El resultado de imagen fue razonable. Vista con la experiencia de hoy, llevando sobre mis espaldas horas y horas, cientos, quizá miles, de televisión, resultó un tanto inexperta, pero en aquellos momentos esa sensación era equivalente a frescura, a un cierto aire nuevo, que era lo que buscaba una parte de la sociedad española. Cuando no entiende el fondo de los asuntos, la opinión pública se decanta por la novedad. El refrán de más vale malo conocido que bueno por conocer es aplicado a la inversa, con exquisita perseverancia, por un sector de la opinión configurado como masa opinante. Yo era nuevo. Asiaín no. Yo era joven. Asiaín no. Yo no pertenecía al statu quo bancario. Asiaín sí. Así que debía de inspirar una mezcla de sentimientos de diverso corte y linaje, pero que en su conjunto llevaron a mucha, muchísima gente a pensar que tenía razón en mi defensa de Banesto, un banco que pocos días antes habrían insultado públicamente si les hubieran pedido su opinión. La masa es un peligro andante porque responde a emociones muy primarias. Combinada con los medios de comunicación social, es una bomba de un número infinito de megatones.

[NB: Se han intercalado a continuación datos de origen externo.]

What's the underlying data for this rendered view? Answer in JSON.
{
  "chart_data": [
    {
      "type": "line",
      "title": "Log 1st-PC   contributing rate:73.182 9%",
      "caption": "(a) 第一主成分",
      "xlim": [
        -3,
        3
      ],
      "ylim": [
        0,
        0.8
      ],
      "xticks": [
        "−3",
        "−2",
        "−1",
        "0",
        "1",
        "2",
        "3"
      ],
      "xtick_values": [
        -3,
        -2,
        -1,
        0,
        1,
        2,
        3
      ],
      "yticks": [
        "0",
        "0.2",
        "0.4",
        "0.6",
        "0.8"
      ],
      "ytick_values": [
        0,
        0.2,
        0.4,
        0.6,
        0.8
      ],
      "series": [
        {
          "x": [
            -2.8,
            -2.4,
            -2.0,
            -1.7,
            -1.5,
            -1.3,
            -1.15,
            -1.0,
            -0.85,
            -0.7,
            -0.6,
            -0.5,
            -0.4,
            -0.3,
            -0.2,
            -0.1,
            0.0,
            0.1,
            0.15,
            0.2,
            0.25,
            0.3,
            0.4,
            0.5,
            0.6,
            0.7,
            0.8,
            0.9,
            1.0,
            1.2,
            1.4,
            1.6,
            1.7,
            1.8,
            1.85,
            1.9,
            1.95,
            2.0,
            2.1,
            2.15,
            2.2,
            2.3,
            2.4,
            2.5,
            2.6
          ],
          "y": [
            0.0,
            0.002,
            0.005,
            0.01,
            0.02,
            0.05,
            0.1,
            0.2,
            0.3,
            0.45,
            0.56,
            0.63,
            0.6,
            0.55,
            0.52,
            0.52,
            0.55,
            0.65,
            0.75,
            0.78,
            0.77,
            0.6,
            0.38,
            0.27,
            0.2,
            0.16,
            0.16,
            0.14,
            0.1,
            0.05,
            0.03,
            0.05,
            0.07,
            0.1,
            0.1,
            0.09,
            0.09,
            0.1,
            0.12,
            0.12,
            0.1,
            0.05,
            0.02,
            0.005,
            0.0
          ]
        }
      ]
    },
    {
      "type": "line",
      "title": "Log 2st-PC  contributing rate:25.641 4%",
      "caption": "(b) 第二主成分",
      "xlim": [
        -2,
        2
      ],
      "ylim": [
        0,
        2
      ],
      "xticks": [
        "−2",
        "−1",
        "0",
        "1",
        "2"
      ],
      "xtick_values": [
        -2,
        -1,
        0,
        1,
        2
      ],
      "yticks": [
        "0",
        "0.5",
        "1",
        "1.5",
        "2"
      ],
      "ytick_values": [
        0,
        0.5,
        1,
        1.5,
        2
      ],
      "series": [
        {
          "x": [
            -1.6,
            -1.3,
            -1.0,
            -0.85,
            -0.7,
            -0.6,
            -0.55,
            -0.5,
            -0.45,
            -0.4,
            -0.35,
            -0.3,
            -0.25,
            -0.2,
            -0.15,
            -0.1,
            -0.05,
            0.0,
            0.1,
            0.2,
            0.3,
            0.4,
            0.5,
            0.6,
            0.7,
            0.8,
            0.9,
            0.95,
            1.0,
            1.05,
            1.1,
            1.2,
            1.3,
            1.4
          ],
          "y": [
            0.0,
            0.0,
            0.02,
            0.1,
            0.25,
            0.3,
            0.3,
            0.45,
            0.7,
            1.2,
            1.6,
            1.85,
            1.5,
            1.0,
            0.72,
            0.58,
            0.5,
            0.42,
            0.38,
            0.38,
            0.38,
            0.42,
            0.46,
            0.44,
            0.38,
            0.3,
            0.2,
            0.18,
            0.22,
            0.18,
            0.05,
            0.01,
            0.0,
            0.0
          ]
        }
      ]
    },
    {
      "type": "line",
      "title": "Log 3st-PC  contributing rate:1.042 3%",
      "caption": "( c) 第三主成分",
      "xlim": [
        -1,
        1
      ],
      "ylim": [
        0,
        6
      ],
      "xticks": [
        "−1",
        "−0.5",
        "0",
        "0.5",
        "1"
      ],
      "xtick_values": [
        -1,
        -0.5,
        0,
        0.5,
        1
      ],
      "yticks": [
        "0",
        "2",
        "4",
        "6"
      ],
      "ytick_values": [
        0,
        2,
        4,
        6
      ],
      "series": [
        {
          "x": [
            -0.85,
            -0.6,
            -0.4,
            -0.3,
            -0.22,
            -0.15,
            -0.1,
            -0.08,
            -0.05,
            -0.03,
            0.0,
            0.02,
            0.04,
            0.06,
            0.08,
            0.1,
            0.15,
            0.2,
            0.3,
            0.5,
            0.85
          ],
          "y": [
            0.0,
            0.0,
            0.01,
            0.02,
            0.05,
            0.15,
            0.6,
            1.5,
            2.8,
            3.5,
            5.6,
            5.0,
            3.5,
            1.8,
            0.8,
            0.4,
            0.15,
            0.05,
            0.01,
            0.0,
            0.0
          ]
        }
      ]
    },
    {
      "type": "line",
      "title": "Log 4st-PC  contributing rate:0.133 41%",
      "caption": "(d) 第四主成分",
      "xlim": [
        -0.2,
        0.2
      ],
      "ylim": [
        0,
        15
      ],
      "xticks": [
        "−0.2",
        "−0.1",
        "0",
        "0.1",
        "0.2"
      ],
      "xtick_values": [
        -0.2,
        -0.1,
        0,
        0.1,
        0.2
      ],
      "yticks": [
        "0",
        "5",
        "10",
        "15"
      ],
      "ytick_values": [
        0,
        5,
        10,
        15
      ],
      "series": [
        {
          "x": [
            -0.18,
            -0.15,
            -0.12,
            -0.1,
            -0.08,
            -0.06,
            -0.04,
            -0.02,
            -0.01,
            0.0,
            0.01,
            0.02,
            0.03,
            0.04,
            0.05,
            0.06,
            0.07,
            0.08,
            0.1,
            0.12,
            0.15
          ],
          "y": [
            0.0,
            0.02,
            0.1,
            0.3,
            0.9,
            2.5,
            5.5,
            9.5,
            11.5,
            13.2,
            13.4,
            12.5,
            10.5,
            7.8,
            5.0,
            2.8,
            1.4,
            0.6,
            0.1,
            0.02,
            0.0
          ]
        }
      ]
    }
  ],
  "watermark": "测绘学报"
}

Por si fuera poco, el modelo de OPA presentado por Asiaín no cumplía las exigencias de la legislación financiera. Yo me acordaba de mis tiempos de IBYS, cuando tuvimos que hacer una oferta a plazos, lo que resultó una novedad en el viejo y rudimentario mapa financiero español. Pero siempre ofertamos dinero, nunca papelitos de Antibióticos, S. A. Asiaín no cayó en ese pequeño detalle. Si ofrecía acciones del Bilbao resultaba necesario tenerlas y era obvio que no las tenía porque lo contrario significaría disponer de una masa ingente de autocartera, así que ofertaba algo que no estaba en su ámbito de poder de disposición. Será una interpretación rigorista, pero era la que permitía la ley vigente entonces y se produjo el descalabro: la Bolsa de Madrid declaró improcedente la OPA del Bilbao, lo cual era un duro golpe, pero no definitivo, puesto que estaba claro que tenía la posibilidad de recurrir ante el ministro de Hacienda, Carlos Solchaga, quien, de manera indudable, estaba a favor del Banco de Bilbao.

La verdad es que vista mi experiencia con el valor de lo jurídico en nuestro país, todavía me sigue maravillando que la Bolsa de Madrid adoptara aquella decisión. Tan escéptico y descreído me han vuelto los avatares de mi vida que casi creo que se trató de una salida pactada, una negociación entre Asiaín y los responsables de admitir o rechazar la OPA para desplazar la responsabilidad del fracaso a una legislación obsoleta, frente a la que el Banco de Bilbao podría esgrimir, con mayor o menor éxito, el argumento de la modernidad.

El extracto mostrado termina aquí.